Central to the success of the cabling operation was Fugro’s custom-built Q1400 trenching system which can perform both jet trenching and mechanical chain cutting of soils. In total, 37 cables were trenched into very hard seabed with a mixture of soils and hard clays interspersed with boulders and cobbles, gravels and sand. Despite these demanding conditions the Q1400 was successful in burying all the cables.


“The Q1400 has the manoeuvrability and compact size to be able to trench right up to the cable j-tube, or in this case the cable protection system, which minimised the need for rock dumping or matressing, potentially saving on cost,” said Mike Daniel of FSSL.

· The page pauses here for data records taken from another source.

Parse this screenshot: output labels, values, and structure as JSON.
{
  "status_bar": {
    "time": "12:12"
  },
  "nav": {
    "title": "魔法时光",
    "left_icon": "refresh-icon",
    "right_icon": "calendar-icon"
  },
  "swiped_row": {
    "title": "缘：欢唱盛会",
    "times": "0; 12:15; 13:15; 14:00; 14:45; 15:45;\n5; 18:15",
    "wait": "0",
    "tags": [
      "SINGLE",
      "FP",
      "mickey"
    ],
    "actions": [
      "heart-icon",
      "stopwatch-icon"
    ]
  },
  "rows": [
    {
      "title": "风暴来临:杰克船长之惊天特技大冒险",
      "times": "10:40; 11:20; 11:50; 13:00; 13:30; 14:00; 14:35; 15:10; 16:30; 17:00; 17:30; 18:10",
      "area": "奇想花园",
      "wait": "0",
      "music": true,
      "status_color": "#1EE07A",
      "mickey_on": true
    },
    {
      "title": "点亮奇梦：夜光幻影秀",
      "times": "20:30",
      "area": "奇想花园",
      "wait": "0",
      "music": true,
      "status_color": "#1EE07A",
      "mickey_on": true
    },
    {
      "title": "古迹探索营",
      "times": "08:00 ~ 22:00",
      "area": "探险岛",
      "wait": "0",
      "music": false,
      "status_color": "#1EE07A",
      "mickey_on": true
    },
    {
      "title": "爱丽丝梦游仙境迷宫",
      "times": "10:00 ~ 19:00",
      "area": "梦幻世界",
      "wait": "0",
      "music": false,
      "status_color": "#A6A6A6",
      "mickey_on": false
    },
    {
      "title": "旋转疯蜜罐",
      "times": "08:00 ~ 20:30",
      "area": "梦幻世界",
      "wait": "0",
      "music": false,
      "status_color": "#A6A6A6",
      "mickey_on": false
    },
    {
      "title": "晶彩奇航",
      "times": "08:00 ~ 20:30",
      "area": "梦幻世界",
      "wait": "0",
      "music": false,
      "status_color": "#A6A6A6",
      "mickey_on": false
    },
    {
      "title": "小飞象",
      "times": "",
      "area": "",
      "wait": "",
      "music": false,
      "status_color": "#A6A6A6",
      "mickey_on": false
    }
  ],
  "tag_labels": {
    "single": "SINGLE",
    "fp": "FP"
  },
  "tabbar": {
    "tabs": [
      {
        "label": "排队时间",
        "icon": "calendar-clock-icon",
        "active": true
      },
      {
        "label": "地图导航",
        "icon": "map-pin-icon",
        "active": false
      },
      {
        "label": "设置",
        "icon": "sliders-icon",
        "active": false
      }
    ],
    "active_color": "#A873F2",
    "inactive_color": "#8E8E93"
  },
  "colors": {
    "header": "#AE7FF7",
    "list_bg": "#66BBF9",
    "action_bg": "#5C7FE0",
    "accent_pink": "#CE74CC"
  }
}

Gwynt y Môr is the second wind farm project where the Q1400 trenching system has been used when soils have been beyond the capabilities of standard jet trenching systems, and this follows on from a busy 2013 with completion of four successful oil and gas trenching projects, one off the west coast of Ireland and three in the North Sea.


“We have experienced outstanding cooperation with the Fugro team throughout the Gwynt y Môr project,” said Jimmy Laursen, project manager at CT Offshore. “We met many challenges, especially with the demanding soil conditions on the GyM project. With Fugro as our trenching partner, we were able to overcome these challenges and accomplished the installation and burial of the inter-array cables in the safest and most efficient way.”

Tunnel record

Hibbard Inshore, USA, has set the record for the longest flooded tunnel inspection against flow ever attempted. Success came from using the Saab Seaeye, UK, Sabertooth AUV/ROV hybrid.


Used as a tethered ROV, which was extremely important to Hibbard for real-time data feedback, vehicle control and safety measures, the Sabertooth swam the eight kilometres of tunnel against a 0.3 kilometre-per-second flow whilst fitted with a range of surveying and filming systems.


This achievement kept the vital water supply flowing to Rio Tinto’s, UK, aluminium smelting plant in British Columbia, Canada, during the inspection mission.

  • Sabertooth AUV/ROV

Speed was essential as the flow was reduced during the mission and a “very fast” inspection in an eight-hour timeframe was needed, said Dave Malak, director of Hibbard Inshore.


The Sabertooth was fitted with a combination of multibeam systems and cameras to provide 3D profiling of the tunnel, along with a record of the tunnel wall status and HD video examination of areas of concern.


For Rio Tinto, the 40 year-old tunnel is a critical asset that needed a thorough examination to reveal areas of potential collapse for maintenance planning and to provide comparable data for trends in tunnel condition.